How Norway’s Youth Sports Model Built A Winter Olympics Dynasty

(Norway’s Johannes Hoesflot Klaebo via Maddie Meyer/Getty Images)
Norway is dominating the Winter Olympics…again. Despite being a nation of just 5.6 million people — roughly the population of the Philadelphia metro area — Norway leads the all-time Winter Olympics medal count with over 400 medals and is on pace to top the medal table for the third consecutive Winter Olympics (2018, 2022, 2026).

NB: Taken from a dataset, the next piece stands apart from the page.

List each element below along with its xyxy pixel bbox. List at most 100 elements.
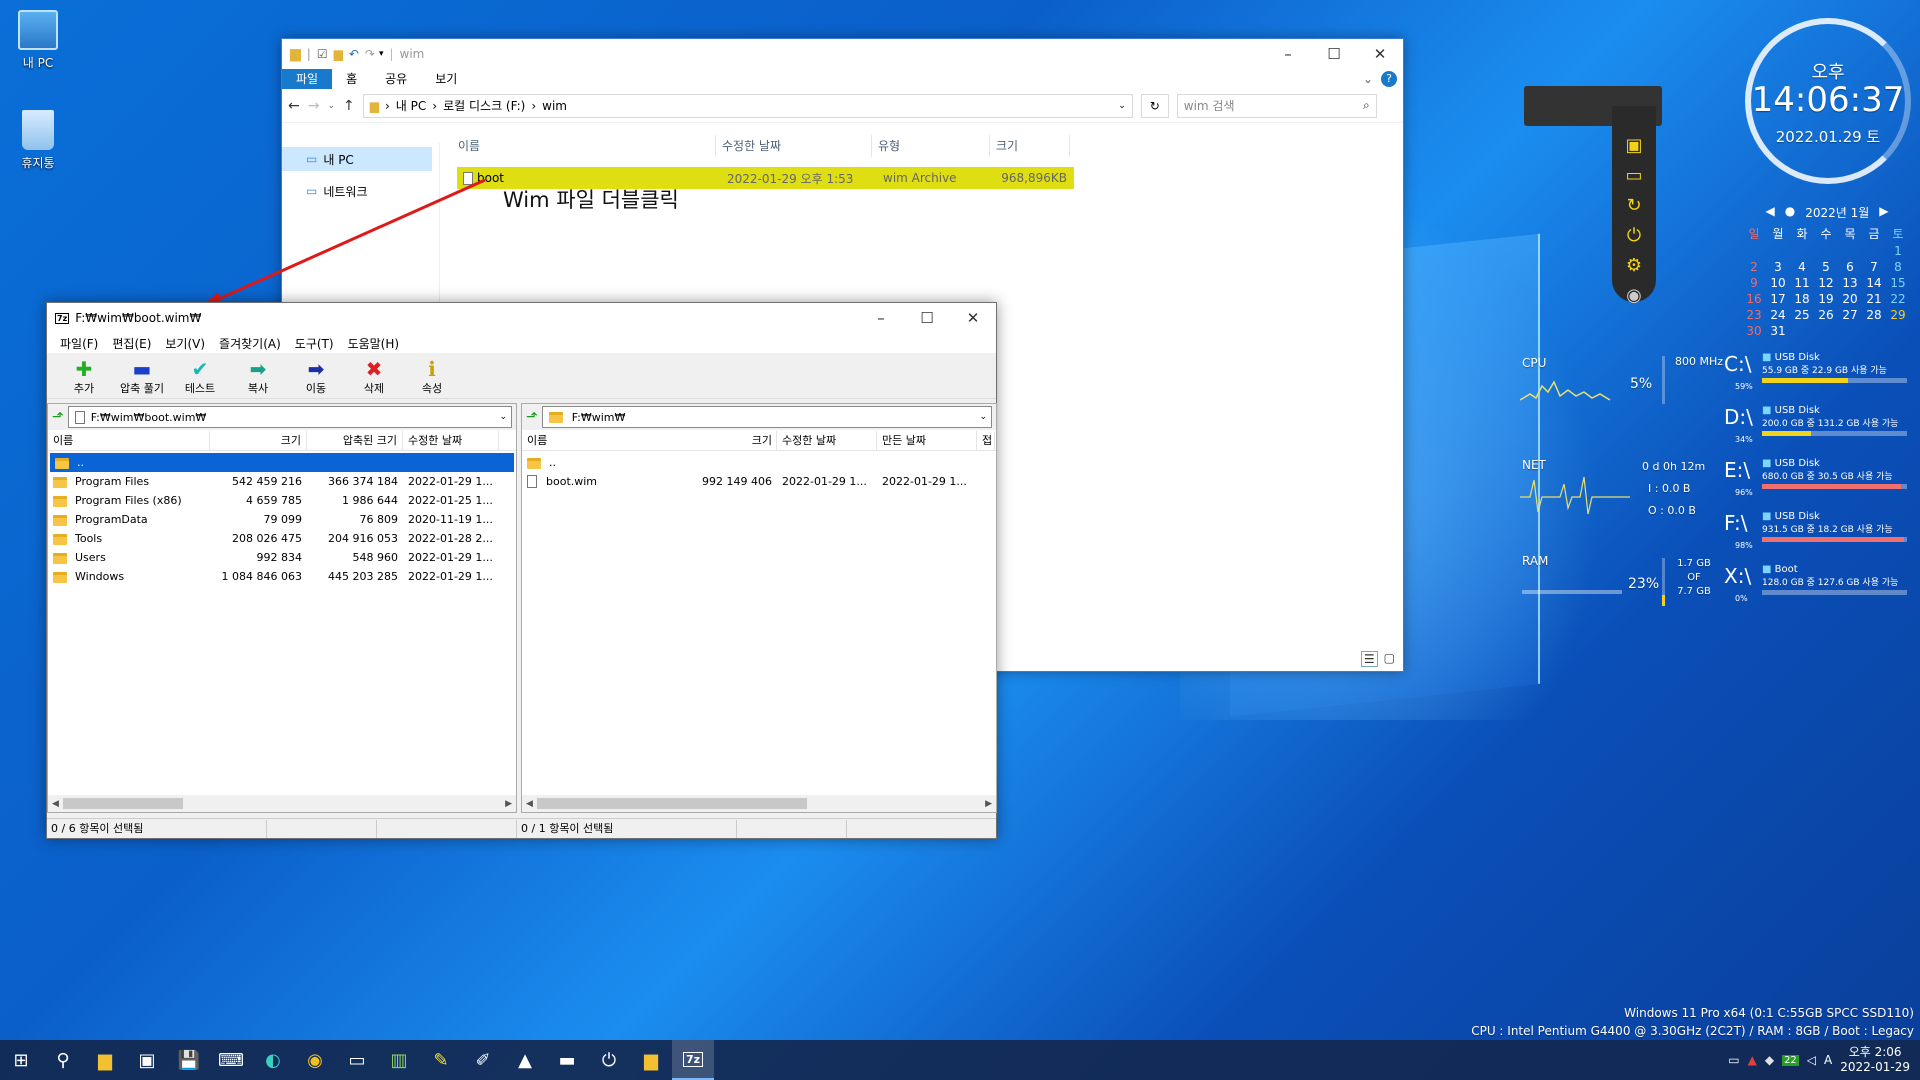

I already know what you’re thinking, and it’s wrong. Norway doesn’t just dominate winter sports. The Scandinavian country now produces some of the world’s best summer sport athletes, including Erling Haaland (football), Casper Ruud (tennis), Viktor Hovland (golf), and Jakob Ingebrigtsen (track and field). And if you want to widen the aperture, Magnus Carlsen is one of the greatest chess players of all time.
Norway’s dominance across a wide range of sports is not an accident. The foundation of this success is a youth sports philosophy that looks radically different from the American model: no scorekeeping until age 13, participation trophies for everyone, no travel teams, no early specialization, no national championships for children, no online rankings, and an annual cost that typically doesn’t exceed $1,000 per child.
The result? A 93% youth sports participation rate, nearly 40 points higher than in the United States.